Because of his personal background, Cintron had an understanding of the unique challenges that come with serving the military-industrial sector that many other contractors struggle to achieve. “There are things you cannot talk about in support of mission, so there is a very small group of people who can help these clients solve their issues, often for initiatives that have national impact,” says Cintron.
Because of that, Force 3 has a key ongoing challenge—attracting and retaining talent, and mentoring the next crop of leaders. Cintron recognized that Force3 had some high-potential leaders who needed to develop their leadership skills for maximum effectiveness in their roles.
Cintron worked with Hugh Courtney, the Smith School’s vice dean of programs, and Jeff Kudisch, Distinguished Tyser Teaching Fellow in management and organization, to design a classroom program that would bring together a group of Force 3 executives for an intensive three-day custom learning experience. “They put a lot of upfront effort into our curriculum—they asked the right questions and took the time to really learn about us as a company and our needs. There was a great connection and really good communication,” says Cintron.
The group read “Good to Great” by Jim Collins and had classes and strategy discussions led by Kudisch and other Smith faculty. “Many people told me it was the best class they’d ever taken,” says Cintron. “They talked about Force 3’s vision, about getting the right people onto the bus and making sure that the right people were in the right seats.”

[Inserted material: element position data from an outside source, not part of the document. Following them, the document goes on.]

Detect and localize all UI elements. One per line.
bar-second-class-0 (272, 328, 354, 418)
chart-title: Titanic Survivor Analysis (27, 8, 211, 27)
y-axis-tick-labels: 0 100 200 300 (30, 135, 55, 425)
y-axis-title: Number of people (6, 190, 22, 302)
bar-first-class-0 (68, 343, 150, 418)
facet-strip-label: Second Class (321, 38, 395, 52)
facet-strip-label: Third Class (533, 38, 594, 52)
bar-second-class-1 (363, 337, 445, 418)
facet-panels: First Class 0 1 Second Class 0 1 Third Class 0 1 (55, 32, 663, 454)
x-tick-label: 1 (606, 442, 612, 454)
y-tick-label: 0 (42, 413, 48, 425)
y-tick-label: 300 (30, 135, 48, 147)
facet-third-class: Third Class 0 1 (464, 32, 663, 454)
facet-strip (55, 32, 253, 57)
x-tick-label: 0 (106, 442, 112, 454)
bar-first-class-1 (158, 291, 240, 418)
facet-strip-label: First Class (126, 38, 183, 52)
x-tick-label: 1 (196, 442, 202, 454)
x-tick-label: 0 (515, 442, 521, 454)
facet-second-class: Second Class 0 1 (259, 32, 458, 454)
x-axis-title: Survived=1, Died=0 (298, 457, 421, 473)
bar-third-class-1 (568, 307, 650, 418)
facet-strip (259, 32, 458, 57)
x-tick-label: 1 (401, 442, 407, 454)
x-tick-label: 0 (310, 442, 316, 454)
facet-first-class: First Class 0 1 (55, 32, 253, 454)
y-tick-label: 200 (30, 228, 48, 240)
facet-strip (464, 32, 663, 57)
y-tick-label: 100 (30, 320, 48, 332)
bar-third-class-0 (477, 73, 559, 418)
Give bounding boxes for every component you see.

When Force 3 brought back the Smith School for a second year of training, part of the three-day program included a walking tour of the battlefields of Gettysburg, in cooperation with the Gettysburg Foundation. It was a powerful experience. “People came away from it with the realization that whether or not people will follow you depends on your leadership style and the relationships you have,” says Cintron.

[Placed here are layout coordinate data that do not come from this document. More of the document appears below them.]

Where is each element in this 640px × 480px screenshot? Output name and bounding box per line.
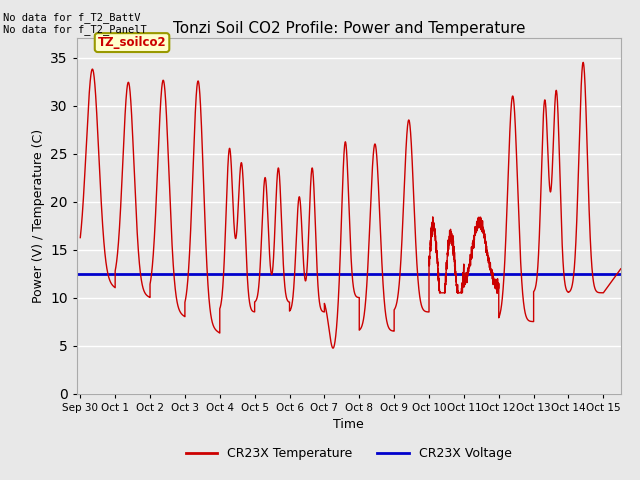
Text: TZ_soilco2: TZ_soilco2: [98, 36, 166, 49]
Text: No data for f_T2_BattV
No data for f_T2_PanelT: No data for f_T2_BattV No data for f_T2_…: [3, 12, 147, 36]
Legend: CR23X Temperature, CR23X Voltage: CR23X Temperature, CR23X Voltage: [181, 443, 516, 466]
Title: Tonzi Soil CO2 Profile: Power and Temperature: Tonzi Soil CO2 Profile: Power and Temper…: [173, 21, 525, 36]
X-axis label: Time: Time: [333, 418, 364, 431]
Y-axis label: Power (V) / Temperature (C): Power (V) / Temperature (C): [31, 129, 45, 303]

The class members have formed strong bonds with one another, and that has brought some surprising and very welcome side effects. “The back office staff does not ordinarily work with sales and marketing, so they might not have gotten to know each other, otherwise,” says Cintron. “But now when there’s an issue, they have a better relationship. They see each other as partners in solving the problem. It’s not just ‘me and my department.’ It’s about the entire organization, and how we can have an impact.”
The group will begin planning Smith’s third year of leadership development with Force 3 this fall.